De verdachte heeft zich samen met zijn medeverdachte schuldig gemaakt aan een diefstal waarbij de buit, die bestond uit een grote hoeveelheid merkkleding, een waarde van ruim € 3.700 vertegenwoordigde. De verdachte heeft er met zijn handelwijze blijk van gegeven geen respect te hebben voor de eigendommen van anderen. Een feit als het onderhavige veroorzaakt bovendien overlast voor de gedupeerde winkelhouder.
Blijkens een de verdachte betreffend uittreksel uit de Justitiële Documentatie van 15 juni 2018 is hij eerder onherroepelijk veroordeeld, onder meer wegens heling. Dit weegt in zijn nadeel.
De ernst van het bewezen verklaarde feit en de waarde van het gestolene rechtvaardigen, mede in het licht van de straffen die in soortgelijke gevallen plegen te worden opgelegd, zonder meer een onvoorwaardelijke gevangenisstraf voor de duur van twee weken. Het hof zal daartoe in dit bijzondere geval evenwel niet overgaan. Daartoe is het volgende redengevend.
De verdachte kampte in het verleden met schulden en had een beperkt inkomen, waarvan hij niet altijd kon rondkomen. Het hof neemt daarom aan de verdachte het tenlastegelegde heeft begaan met het doel om voor zichzelf meer financiële armslag te creëren. Uit het verhandelde ter terechtzitting in hoger beroep is het hof gebleken dat de verdachte inmiddels een eigen bedrijf in sierbestrating is begonnen. Hij heeft veel werk en is daardoor in staat zijn schulden af te betalen. Na het bewezenverklaarde feit heeft de verdachte geen misdrijven meer begaan die ter kennis van justitie zijn gekomen. Naar het zich laat aanzien heeft de verdachte zijn leven gebeterd.
In voornoemde omstandigheden vindt het hof aanleiding de verdachte een gevangenisstraf op te leggen, die in lengte gelijk is aan de duur van het reeds door de verdachte ondergane voorarrest, en een taakstraf van na te melden duur.

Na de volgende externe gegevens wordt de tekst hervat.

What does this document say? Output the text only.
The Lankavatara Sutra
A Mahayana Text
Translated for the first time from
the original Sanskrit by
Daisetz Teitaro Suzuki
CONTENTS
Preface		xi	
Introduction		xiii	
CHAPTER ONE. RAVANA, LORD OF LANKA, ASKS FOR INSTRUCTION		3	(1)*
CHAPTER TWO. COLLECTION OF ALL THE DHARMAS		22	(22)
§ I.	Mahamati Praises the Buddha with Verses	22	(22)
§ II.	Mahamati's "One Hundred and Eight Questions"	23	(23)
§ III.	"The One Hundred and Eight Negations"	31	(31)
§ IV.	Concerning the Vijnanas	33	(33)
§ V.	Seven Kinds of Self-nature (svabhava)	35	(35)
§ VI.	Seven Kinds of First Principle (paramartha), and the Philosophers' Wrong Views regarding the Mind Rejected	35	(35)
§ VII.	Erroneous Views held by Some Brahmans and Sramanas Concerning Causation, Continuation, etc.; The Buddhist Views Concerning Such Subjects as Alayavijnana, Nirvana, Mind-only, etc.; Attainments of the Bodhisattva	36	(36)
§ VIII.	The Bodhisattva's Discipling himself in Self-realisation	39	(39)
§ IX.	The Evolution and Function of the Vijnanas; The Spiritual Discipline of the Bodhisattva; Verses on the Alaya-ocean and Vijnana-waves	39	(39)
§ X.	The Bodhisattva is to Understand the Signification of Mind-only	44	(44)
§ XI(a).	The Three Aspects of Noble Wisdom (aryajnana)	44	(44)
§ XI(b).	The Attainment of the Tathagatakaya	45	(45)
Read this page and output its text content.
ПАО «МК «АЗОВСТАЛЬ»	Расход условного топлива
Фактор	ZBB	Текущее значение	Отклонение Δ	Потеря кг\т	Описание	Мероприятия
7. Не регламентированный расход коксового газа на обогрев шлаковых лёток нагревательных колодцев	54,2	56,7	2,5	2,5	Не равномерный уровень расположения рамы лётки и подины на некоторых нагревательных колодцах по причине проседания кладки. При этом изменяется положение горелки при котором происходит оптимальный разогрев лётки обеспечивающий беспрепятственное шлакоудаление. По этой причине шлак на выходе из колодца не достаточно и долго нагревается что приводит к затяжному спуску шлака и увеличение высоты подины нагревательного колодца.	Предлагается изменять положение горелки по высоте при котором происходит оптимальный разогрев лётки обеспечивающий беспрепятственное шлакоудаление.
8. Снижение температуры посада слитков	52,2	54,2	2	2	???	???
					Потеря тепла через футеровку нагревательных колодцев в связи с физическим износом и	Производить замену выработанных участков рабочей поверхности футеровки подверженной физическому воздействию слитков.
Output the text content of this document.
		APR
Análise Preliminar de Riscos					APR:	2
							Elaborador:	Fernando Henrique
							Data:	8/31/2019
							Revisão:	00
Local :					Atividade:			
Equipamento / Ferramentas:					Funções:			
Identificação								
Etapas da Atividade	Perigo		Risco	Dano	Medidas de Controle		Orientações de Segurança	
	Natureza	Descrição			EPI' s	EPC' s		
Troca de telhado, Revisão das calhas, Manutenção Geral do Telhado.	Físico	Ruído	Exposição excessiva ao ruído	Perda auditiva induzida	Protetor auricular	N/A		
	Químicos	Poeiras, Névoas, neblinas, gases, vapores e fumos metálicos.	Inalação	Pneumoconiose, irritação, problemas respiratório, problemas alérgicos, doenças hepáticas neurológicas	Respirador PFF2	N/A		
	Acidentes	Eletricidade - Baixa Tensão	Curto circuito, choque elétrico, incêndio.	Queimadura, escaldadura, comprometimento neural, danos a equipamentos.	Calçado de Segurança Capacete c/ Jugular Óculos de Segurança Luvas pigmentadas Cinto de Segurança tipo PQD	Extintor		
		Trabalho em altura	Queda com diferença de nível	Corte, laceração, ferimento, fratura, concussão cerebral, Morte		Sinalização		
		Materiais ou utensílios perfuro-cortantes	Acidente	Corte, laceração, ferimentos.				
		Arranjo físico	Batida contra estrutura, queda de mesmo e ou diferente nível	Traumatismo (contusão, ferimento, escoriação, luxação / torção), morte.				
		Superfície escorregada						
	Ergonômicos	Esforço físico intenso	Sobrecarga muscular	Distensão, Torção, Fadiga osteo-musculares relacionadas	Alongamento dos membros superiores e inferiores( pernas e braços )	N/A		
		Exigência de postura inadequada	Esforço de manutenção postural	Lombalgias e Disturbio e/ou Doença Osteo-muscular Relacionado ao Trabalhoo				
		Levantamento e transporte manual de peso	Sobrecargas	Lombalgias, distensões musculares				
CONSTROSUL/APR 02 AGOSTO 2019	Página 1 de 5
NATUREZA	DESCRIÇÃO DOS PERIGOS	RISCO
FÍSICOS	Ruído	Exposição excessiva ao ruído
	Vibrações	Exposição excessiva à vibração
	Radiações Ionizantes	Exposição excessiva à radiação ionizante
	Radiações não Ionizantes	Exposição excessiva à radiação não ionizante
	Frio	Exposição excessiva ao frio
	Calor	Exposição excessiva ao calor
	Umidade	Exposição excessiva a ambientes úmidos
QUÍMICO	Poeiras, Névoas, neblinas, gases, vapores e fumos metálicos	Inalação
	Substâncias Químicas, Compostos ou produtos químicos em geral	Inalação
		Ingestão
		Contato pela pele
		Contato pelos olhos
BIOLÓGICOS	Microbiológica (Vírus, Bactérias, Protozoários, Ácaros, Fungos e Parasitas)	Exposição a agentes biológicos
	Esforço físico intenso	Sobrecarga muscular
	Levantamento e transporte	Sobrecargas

Toepasselijke wettelijke voorschriften

De op te leggen straffen zijn gegrond op de artikelen 22c, 22d, 63 en 311 van het Wetboek van Strafrecht.
Deze wettelijke voorschriften worden toegepast zoals geldend ten tijde van het bewezen verklaarde.

BESLISSING

Het hof:
Vernietigt het vonnis waarvan beroep en doet opnieuw recht.
Verklaart niet bewezen dat de verdachte het primair tenlastegelegde heeft begaan en spreekt de verdachte daarvan vrij.
Verklaart zoals hiervoor overwogen bewezen dat de verdachte het primair tenlastegelegde heeft begaan.
Verklaart niet bewezen hetgeen de verdachte meer of anders is tenlastegelegd dan hierboven is bewezen verklaard en spreekt de verdachte daarvan vrij.
Verklaart het primair bewezen verklaarde strafbaar, kwalificeert dit als hiervoor vermeld en verklaart de verdachte strafbaar.
Veroordeelt de verdachte tot een
gevangenisstrafvoor de duur van
1 (één) dag.
Beveelt dat de tijd die door de verdachte vóór de tenuitvoerlegging van deze uitspraak in enige in artikel 27, eerste lid, of artikel 27a van het Wetboek van Strafrecht bedoelde vorm van voorarrest is doorgebracht, bij de uitvoering van de opgelegde gevangenisstraf in mindering zal worden gebracht, voor zover die tijd niet reeds op een andere straf in mindering is gebracht.
Veroordeelt de verdachte tot een
taakstrafvoor de duur van
60 (zestig) uren, indien niet naar behoren verricht te vervangen door
30 (dertig) dagen hechtenis.
Dit arrest is gewezen door de meervoudige strafkamer van het gerechtshof Amsterdam, waarin zitting hadden mr. R. Kuiper, mr. J.J.I. de Jong en mr. M. Senden, in tegenwoordigheid van mr. A. Stronkhorst, griffier, en is uitgesproken op de openbare terechtzitting van dit gerechtshof van 16 juli 2018.